Cosmic decision theories
Newcomb’s boxes etc
2018-10-23 — 2026-05-05
In Which the Distinction Between Causal and Evidential Decision Rules Is Examined Through the Lens of Mutually Predictive Agents, With Newcomb’s Paradox Presented as the Animating Illustrative Case.
Vanilla decision theory is the field that studies the connection of decision to inference. When someone in AI Safety says “decision theory” they typically don’t want that vanilla stuff. They want the primo, uncut cosmic shit.
Cosmic decision theories are concerned with a very particular set of problems that are relevant to superintelligence, especially wrt agent foundations and alignment. Normie vanilla decision theory is, AFAICT, still included in cosmic decision theory but as kind of a trivial, boring case. Cosmic decision theories worry about intellectual catnip such what happens when you have agents that are perfect predictors of each other or whatever. Keyword: Newcomb’s paradox.
Here are some brief notes here about cosmic decision theories. Not many though, because I am generally sceptical of the value of these theories; I think they point at something important but lean upon suspect asymptotics.
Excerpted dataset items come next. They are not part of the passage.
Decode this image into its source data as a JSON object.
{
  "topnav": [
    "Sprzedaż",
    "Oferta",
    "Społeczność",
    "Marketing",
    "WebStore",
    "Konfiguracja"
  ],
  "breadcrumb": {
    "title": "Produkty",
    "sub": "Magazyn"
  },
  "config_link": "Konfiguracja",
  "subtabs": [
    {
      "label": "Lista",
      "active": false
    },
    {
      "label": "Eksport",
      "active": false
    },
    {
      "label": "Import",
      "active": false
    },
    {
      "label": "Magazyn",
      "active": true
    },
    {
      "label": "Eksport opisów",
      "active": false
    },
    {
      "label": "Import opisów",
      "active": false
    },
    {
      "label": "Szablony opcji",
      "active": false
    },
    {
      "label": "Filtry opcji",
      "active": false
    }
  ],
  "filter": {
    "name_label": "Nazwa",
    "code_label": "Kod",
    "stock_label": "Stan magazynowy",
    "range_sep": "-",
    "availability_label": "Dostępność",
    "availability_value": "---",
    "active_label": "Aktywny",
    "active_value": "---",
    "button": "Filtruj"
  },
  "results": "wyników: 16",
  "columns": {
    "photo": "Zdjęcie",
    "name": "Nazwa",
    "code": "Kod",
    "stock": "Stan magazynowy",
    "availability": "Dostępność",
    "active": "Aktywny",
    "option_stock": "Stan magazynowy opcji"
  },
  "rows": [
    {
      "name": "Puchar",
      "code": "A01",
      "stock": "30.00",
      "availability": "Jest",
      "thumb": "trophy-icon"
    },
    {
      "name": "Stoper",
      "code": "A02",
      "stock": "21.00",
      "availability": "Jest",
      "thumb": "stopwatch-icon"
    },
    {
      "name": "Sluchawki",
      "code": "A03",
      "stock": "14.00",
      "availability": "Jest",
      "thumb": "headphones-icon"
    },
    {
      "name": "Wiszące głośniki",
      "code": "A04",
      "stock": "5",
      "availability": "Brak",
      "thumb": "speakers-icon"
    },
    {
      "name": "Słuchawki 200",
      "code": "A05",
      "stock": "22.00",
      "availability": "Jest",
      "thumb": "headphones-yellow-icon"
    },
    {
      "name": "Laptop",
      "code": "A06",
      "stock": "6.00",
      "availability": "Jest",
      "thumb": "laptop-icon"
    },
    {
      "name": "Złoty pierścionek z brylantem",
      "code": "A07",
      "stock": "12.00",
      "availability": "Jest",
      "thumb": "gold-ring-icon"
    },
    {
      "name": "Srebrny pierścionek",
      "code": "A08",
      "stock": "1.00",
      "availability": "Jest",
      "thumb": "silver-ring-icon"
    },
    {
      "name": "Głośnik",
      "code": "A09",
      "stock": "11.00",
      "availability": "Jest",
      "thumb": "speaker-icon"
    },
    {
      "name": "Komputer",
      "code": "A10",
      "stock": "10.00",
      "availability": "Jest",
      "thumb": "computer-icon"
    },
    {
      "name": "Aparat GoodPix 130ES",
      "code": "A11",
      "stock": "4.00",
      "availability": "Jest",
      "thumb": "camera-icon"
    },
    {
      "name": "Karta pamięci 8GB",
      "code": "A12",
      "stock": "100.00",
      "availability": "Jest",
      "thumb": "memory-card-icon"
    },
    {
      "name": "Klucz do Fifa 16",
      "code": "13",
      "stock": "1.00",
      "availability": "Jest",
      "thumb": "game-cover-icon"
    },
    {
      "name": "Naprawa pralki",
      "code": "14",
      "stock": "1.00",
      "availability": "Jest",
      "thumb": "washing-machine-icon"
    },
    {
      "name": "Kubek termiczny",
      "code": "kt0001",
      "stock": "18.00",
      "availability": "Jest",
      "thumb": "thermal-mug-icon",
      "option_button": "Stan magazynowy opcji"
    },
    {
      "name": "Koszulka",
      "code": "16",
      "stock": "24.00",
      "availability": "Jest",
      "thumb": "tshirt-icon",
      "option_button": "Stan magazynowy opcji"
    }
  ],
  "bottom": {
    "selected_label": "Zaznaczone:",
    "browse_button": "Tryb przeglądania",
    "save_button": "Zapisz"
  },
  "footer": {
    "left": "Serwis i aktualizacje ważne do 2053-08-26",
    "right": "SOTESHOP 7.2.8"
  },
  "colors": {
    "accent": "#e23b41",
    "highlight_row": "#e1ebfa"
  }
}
I moreover think it’s bad to lean upon excessively cosmic asymptotics because the intuitions that cosmic decision theories bring about in us (causal versus evidential, for example) map down to very normie settings, in the sense that things that are usually mentioned in the cosmic context, like “causal” and “evidential” decision theories, are things that we also want to think about in the normie context. Intuitively, I mean. I want an intuitive, normal version of evidential decision theory for use in my own life. We, or at least I, want to talk about agents with evidential-vs-causal-vs-functional-vs-updateless decision rules, but I rather suspect those rules as commonly taught import more weirdness than they need to.
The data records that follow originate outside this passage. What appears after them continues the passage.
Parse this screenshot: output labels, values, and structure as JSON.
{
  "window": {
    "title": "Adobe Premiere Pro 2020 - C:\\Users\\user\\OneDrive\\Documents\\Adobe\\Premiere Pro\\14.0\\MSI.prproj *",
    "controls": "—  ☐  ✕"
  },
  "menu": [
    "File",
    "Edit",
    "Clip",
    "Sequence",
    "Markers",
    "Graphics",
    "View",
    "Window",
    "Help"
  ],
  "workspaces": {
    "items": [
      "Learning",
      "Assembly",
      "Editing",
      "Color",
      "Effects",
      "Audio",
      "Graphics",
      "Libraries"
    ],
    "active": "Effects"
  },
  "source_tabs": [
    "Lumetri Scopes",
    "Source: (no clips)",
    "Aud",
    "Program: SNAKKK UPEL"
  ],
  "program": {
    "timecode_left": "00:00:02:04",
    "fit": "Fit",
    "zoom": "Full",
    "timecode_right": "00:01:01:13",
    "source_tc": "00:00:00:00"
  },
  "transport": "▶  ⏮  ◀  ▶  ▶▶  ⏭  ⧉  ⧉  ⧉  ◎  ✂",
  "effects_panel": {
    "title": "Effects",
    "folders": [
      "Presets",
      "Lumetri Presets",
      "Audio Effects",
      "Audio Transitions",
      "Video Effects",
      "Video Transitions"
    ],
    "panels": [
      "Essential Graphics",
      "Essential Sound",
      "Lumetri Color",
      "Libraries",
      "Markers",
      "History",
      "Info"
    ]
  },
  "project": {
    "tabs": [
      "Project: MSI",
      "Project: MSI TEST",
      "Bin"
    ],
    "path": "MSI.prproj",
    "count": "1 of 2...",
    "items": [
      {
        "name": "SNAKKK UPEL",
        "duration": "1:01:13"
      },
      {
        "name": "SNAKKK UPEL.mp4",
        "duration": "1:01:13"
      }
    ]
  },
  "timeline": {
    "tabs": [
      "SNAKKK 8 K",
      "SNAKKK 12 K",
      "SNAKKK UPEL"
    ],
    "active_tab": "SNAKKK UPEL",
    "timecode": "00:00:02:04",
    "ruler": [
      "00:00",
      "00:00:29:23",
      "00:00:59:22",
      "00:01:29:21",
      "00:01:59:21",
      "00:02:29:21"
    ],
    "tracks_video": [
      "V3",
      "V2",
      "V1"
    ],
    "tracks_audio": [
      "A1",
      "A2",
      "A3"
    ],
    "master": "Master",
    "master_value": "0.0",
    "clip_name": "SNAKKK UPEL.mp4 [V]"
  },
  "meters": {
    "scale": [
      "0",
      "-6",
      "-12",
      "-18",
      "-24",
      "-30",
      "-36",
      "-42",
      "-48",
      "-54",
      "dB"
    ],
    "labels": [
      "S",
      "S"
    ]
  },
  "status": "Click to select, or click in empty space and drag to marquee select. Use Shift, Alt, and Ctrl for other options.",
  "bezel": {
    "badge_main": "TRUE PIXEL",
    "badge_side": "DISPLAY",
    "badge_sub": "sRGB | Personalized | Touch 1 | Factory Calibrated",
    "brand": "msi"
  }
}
I might be wrong about that, and in fact maybe we do need all that cosmic shit. For now though, I will be kind to my soft money brain and will try to work it through via the not-very-cosmic, basic tools of mechanised decision theory, and then come back to more nakedly cosmic, asymptotic theories if I run into trouble.
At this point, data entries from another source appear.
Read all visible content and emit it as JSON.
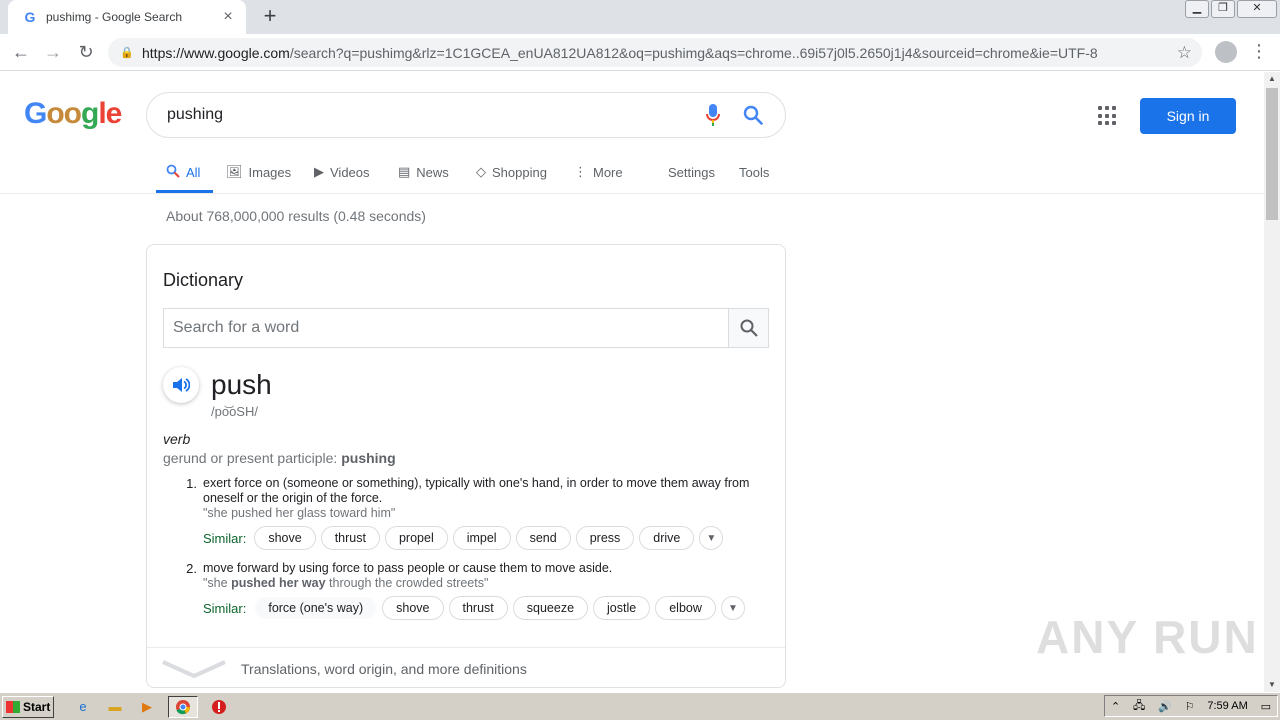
{
  "browser": {
    "tab_title": "pushimg - Google Search",
    "url_host": "https://www.google.com",
    "url_rest": "/search?q=pushimg&rlz=1C1GCEA_enUA812UA812&oq=pushimg&aqs=chrome..69i57j0l5.2650j1j4&sourceid=chrome&ie=UTF-8"
  },
  "search": {
    "query": "pushing"
  },
  "header": {
    "sign_in": "Sign in"
  },
  "tabs": [
    {
      "label": "All"
    },
    {
      "label": "Images"
    },
    {
      "label": "Videos"
    },
    {
      "label": "News"
    },
    {
      "label": "Shopping"
    },
    {
      "label": "More"
    },
    {
      "label": "Settings"
    },
    {
      "label": "Tools"
    }
  ],
  "stats": "About 768,000,000 results (0.48 seconds)",
  "dictionary": {
    "heading": "Dictionary",
    "search_placeholder": "Search for a word",
    "word": "push",
    "phonetic": "/po͝oSH/",
    "part_of_speech": "verb",
    "gerund_label": "gerund or present participle: ",
    "gerund_value": "pushing",
    "similar_label": "Similar:",
    "definitions": [
      {
        "num": "1.",
        "text": "exert force on (someone or something), typically with one's hand, in order to move them away from oneself or the origin of the force.",
        "example": "\"she pushed her glass toward him\"",
        "similar": [
          "shove",
          "thrust",
          "propel",
          "impel",
          "send",
          "press",
          "drive"
        ]
      },
      {
        "num": "2.",
        "text": "move forward by using force to pass people or cause them to move aside.",
        "example_pre": "\"she ",
        "example_bold": "pushed her way",
        "example_post": " through the crowded streets\"",
        "similar_plain": "force (one's way)",
        "similar": [
          "shove",
          "thrust",
          "squeeze",
          "jostle",
          "elbow"
        ]
      }
    ],
    "more_text": "Translations, word origin, and more definitions"
  },
  "watermark": "ANY RUN",
  "taskbar": {
    "start": "Start",
    "clock": "7:59 AM"
  },
  "colors": {
    "accent": "#1a73e8",
    "similar_label": "#0d652d"
  }
}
What exactly do I mean by “cosmic asymptotics”? I’m not sure yet, because I’m still trying to work through this material, but whatever weirdness goes off in your brain when someone talks about Newcomb’s paradox, that’s what I am pointing to. I will endeavour to make precise what I mean when I have found the words and intuition to do so.
Those notes follow.
1 Causal vs Evidential decision theory
A reflective twist on game theory looks at decision problems involving smart, predictive agents.
I have had the following resources recommended to me:
- Causal decision theory
- Evidential decision theory
- Veritasium: This Paradox Splits Smart People 50/50
We might want to start with MIRI’s introductory reading list:
Existing methods of counterfactual reasoning turn out to be unsatisfactory both in the short term (in the sense that they systematically achieve poor outcomes on some problems where good outcomes are possible) and in the long term (in the sense that self-modifying agents reasoning using bad counterfactuals would, according to those broken counterfactuals, decide that they should not fix all of their flaws).
I haven’t read any of those, though. I’d probably start with Wolpert and Benford (2013); David Wolpert always seems to have a good Gordian knot cutter on his analytical multitool.